Your problem is what I call a "language" problem - as in "math is mostly 
about language".....

You already have the equations:
                 inf
X(z) = Z{x[n]} = sum{x[n]*z^-n}
                 n=0

It may help to expand the "sum" for clarity:

inf
sum{x[n]*z^-n} = x[0]*z^-0 + x[1]*z^-1 + x[2]*z^-2 + ......
n=0

The precursors to the equations at the top say this:

X(z) is the Z transform of a sequence of samples x[.] and is computed by the 
sum expression.

It is normal to assert that x[0] means "the value of x at time=0"
But, you might also say: "the zeroeth indexed sample contains the value of x 
at time=0".
Then, by extension, x[1] means the 1th indexed sample contains the value of 
x at time 1*T where T is the sample interval.

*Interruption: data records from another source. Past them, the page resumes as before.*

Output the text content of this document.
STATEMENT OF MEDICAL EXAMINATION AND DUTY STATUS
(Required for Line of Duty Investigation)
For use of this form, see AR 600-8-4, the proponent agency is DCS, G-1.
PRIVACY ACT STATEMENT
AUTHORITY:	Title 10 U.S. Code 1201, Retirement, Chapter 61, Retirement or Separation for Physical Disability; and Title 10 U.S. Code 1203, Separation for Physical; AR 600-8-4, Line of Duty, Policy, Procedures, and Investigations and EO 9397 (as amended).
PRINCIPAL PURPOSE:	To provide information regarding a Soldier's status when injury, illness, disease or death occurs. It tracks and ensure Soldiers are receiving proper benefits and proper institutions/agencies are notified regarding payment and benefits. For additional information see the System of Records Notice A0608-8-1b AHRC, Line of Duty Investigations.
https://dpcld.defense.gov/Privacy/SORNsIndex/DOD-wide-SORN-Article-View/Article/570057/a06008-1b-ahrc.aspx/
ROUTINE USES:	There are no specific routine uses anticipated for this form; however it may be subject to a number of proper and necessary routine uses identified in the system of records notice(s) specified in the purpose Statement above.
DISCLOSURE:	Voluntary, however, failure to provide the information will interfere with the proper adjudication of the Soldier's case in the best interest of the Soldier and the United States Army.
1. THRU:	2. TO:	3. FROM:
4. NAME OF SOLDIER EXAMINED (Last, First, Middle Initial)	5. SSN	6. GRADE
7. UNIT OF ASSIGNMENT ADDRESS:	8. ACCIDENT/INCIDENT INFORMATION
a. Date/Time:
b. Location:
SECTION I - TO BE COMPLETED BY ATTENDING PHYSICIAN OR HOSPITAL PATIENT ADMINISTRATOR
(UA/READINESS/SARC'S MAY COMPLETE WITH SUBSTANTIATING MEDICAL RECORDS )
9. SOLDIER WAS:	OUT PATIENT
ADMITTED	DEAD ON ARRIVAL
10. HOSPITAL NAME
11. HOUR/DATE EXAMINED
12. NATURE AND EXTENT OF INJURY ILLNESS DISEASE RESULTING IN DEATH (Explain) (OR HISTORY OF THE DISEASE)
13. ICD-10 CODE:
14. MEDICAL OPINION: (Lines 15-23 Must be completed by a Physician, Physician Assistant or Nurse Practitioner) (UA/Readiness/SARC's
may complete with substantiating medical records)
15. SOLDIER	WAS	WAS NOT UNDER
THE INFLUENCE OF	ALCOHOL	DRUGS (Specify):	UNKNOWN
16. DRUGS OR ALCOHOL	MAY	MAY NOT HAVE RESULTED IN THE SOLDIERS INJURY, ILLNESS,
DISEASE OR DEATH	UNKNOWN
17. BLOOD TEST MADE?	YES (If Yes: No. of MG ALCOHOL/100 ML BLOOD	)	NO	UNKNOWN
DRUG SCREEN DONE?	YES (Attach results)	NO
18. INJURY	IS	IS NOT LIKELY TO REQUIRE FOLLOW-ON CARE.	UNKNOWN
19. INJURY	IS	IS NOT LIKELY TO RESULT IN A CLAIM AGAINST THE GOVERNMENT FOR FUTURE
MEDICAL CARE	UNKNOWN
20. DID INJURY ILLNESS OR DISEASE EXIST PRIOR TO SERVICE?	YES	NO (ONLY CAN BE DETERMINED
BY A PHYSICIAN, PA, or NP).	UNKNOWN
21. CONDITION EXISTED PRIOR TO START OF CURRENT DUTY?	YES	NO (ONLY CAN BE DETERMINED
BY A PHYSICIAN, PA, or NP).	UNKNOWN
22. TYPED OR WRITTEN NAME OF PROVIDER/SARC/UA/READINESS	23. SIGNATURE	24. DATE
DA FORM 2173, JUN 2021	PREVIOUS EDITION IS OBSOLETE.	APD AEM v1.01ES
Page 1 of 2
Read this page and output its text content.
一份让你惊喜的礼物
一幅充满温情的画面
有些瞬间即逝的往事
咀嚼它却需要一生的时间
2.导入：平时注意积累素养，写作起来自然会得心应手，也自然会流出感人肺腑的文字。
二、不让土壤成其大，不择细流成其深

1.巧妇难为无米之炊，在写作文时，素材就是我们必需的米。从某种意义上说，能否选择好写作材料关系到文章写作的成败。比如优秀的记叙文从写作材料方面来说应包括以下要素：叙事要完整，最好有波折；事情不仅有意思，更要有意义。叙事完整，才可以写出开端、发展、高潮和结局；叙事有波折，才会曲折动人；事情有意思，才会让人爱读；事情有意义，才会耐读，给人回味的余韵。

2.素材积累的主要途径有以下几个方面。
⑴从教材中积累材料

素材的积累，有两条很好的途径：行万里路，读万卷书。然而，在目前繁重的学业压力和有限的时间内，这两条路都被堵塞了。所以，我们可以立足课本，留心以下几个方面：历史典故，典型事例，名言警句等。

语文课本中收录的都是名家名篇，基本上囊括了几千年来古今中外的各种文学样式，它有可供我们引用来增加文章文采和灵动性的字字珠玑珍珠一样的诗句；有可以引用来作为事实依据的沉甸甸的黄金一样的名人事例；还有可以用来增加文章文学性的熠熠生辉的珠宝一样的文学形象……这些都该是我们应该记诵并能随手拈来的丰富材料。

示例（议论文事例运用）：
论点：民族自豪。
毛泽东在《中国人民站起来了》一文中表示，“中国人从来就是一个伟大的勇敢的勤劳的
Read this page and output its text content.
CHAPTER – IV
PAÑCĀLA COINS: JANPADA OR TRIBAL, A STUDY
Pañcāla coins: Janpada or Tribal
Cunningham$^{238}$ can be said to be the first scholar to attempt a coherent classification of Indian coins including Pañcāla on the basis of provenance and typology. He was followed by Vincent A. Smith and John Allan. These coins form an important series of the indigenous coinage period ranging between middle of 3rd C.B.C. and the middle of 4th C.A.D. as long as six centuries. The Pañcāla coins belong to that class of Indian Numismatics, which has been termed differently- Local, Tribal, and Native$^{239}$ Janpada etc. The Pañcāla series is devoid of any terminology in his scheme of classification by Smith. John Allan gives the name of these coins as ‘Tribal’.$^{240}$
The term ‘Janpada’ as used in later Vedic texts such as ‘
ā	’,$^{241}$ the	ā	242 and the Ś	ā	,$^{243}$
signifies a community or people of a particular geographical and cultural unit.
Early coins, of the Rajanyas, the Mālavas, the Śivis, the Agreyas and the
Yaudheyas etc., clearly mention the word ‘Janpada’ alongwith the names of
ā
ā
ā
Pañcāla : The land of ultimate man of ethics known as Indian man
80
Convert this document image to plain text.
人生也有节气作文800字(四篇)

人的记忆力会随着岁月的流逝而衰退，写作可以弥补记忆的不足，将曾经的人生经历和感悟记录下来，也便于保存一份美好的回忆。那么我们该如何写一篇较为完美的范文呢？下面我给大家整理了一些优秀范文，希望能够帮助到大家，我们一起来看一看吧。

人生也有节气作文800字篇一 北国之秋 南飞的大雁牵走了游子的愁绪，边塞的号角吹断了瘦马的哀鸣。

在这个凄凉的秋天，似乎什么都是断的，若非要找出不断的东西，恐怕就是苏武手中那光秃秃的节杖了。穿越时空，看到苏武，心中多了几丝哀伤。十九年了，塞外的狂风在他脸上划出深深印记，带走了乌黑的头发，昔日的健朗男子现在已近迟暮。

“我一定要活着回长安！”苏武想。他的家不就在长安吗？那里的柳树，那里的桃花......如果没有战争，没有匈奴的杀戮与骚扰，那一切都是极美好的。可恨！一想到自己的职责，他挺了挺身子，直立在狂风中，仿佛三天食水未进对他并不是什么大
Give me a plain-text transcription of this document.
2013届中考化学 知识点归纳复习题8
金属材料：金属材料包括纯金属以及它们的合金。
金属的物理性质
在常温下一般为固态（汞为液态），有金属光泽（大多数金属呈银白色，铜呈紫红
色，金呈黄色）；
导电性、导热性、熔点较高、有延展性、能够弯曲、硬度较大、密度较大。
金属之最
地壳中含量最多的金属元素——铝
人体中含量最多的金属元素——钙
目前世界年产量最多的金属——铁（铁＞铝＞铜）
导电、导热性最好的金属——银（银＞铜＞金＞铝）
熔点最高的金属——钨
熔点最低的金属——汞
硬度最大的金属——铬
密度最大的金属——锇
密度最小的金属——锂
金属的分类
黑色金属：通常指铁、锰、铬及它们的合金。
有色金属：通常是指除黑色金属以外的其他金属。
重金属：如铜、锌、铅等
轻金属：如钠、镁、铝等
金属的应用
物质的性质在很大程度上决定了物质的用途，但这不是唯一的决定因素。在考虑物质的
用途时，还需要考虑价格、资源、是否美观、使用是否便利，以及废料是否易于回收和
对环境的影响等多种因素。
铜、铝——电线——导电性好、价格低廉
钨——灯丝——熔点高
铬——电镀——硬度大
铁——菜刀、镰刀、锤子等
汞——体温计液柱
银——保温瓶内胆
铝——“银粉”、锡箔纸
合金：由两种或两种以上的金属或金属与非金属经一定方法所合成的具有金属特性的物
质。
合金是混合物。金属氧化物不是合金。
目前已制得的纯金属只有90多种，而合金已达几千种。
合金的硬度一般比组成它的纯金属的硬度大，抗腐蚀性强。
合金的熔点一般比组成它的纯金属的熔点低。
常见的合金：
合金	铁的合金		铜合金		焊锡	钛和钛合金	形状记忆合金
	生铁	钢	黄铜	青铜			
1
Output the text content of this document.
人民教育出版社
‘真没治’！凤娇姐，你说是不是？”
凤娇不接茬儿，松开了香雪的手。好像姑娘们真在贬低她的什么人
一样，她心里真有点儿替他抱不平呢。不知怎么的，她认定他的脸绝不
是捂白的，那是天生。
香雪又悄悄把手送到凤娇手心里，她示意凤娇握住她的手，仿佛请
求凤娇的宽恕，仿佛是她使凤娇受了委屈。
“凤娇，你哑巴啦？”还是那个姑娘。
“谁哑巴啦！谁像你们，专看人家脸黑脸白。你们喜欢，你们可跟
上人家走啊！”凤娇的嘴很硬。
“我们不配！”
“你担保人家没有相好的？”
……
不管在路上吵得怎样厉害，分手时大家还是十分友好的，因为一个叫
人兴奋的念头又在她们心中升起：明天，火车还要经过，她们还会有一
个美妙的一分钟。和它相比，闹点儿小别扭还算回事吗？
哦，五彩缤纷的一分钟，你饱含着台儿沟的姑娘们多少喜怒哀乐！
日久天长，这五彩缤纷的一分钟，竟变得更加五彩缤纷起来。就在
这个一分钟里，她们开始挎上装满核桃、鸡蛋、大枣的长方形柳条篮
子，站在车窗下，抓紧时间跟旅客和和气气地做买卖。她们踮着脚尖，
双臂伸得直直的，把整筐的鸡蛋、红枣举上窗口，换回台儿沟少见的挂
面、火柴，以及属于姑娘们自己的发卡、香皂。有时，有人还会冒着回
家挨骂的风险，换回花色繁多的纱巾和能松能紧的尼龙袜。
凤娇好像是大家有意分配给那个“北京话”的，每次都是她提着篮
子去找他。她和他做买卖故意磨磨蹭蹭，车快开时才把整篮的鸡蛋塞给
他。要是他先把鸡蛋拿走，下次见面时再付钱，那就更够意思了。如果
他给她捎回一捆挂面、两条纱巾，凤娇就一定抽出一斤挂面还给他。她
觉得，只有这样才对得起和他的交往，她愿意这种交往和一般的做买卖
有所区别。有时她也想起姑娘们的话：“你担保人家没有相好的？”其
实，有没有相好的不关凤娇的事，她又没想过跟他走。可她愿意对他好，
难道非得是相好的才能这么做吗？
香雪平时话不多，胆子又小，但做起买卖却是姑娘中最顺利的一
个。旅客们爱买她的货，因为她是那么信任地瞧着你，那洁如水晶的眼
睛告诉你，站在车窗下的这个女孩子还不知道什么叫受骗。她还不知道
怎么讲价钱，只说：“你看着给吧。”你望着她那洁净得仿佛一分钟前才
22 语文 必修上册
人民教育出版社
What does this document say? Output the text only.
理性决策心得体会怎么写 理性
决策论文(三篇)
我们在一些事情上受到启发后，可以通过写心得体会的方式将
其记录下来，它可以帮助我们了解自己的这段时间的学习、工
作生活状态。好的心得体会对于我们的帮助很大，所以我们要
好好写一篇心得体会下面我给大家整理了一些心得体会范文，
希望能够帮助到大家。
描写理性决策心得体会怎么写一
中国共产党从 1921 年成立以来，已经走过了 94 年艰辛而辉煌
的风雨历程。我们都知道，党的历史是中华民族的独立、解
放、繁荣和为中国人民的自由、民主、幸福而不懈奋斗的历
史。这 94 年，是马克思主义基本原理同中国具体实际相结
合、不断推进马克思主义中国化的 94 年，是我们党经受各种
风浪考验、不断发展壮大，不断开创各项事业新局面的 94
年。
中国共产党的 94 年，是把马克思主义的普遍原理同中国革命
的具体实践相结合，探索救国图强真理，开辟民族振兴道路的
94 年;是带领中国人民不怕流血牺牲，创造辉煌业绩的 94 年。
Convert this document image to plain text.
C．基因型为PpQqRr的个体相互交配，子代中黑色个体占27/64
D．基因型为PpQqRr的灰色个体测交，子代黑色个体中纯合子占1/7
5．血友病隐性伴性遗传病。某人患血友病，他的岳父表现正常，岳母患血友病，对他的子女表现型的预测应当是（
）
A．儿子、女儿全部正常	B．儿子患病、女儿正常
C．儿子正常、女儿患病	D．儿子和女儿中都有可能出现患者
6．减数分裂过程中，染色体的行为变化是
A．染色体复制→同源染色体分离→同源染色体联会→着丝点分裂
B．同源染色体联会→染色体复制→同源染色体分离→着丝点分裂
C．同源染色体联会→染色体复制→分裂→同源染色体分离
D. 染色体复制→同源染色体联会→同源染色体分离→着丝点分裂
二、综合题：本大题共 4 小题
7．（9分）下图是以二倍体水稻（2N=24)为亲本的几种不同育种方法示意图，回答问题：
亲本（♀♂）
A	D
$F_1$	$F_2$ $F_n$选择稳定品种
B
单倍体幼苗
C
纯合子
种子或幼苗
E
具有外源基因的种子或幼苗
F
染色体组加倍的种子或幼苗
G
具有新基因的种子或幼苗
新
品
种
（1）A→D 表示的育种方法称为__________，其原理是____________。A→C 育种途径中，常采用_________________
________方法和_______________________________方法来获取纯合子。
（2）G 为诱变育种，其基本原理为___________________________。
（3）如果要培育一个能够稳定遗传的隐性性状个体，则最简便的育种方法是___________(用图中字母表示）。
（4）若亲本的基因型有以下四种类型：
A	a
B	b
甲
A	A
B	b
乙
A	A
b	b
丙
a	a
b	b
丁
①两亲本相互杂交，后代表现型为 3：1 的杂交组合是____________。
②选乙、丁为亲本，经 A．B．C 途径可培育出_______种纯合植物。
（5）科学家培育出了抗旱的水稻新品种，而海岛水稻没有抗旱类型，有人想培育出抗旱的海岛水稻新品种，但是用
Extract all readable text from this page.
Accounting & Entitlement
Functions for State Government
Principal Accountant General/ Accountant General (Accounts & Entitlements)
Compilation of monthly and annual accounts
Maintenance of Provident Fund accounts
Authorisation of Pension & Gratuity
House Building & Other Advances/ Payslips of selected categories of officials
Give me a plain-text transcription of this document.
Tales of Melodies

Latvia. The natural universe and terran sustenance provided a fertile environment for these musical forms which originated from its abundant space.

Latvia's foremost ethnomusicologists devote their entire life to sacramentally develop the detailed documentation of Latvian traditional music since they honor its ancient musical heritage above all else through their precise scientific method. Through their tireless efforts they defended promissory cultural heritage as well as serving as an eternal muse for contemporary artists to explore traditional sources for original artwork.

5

Often, we normalize to T=1 which makes the normalized sample rate be 1Hz. 
I'm going to use this convention now:

Note in the sum expression that the x value at time=0 is multiplied by z^-0 
or 1.0.
Note in the sum expression that the x value at time=T=1 is multiplied by 
z^-T = z^-1  .... and so forth.
So, you might say that z^-p means a delay of p seconds or, unnormalized, pT 
seconds.

Accordingly, the sum provides a polynomial in z or 1/z=z^-1 if you will.  It 
tells us by inspection that x[0] is undelayed from t=0; x[1] is delayed by 
one unit delay; x[2] is delayed by two unit delays, etc.
z^-1 corresponds to a unit delay and z^-n corresponds to n unit delays 
(where n is an integer of course).

This is a very basic observation related to the z transform.

using your example:

x=[0 -2.5 -3 ?  1.25 -5 0 0 0 0 0 0 0 .......]
the "?" because you didn't specify x[3]

which can be written:
x=[0 -2.5 -3 ?  1.25 -5]

Here the sample time is normalized to "1 sample time" or perhaps you might 
consider that to be 1 second.  It depends on how you like to carry constant 
factors around.  Most of the time the transforms are expressed in terms of 
unit delays; that is, on a normalized time (and thus frequency) scale.

I hope this might help.

Fred 

Thank you very much guys, you've been very helpful! I understood what you
meant exactly but it took me time because now I'm very far away from maths
and needed some time to refresh my memory. Good luck and wish you all the
best!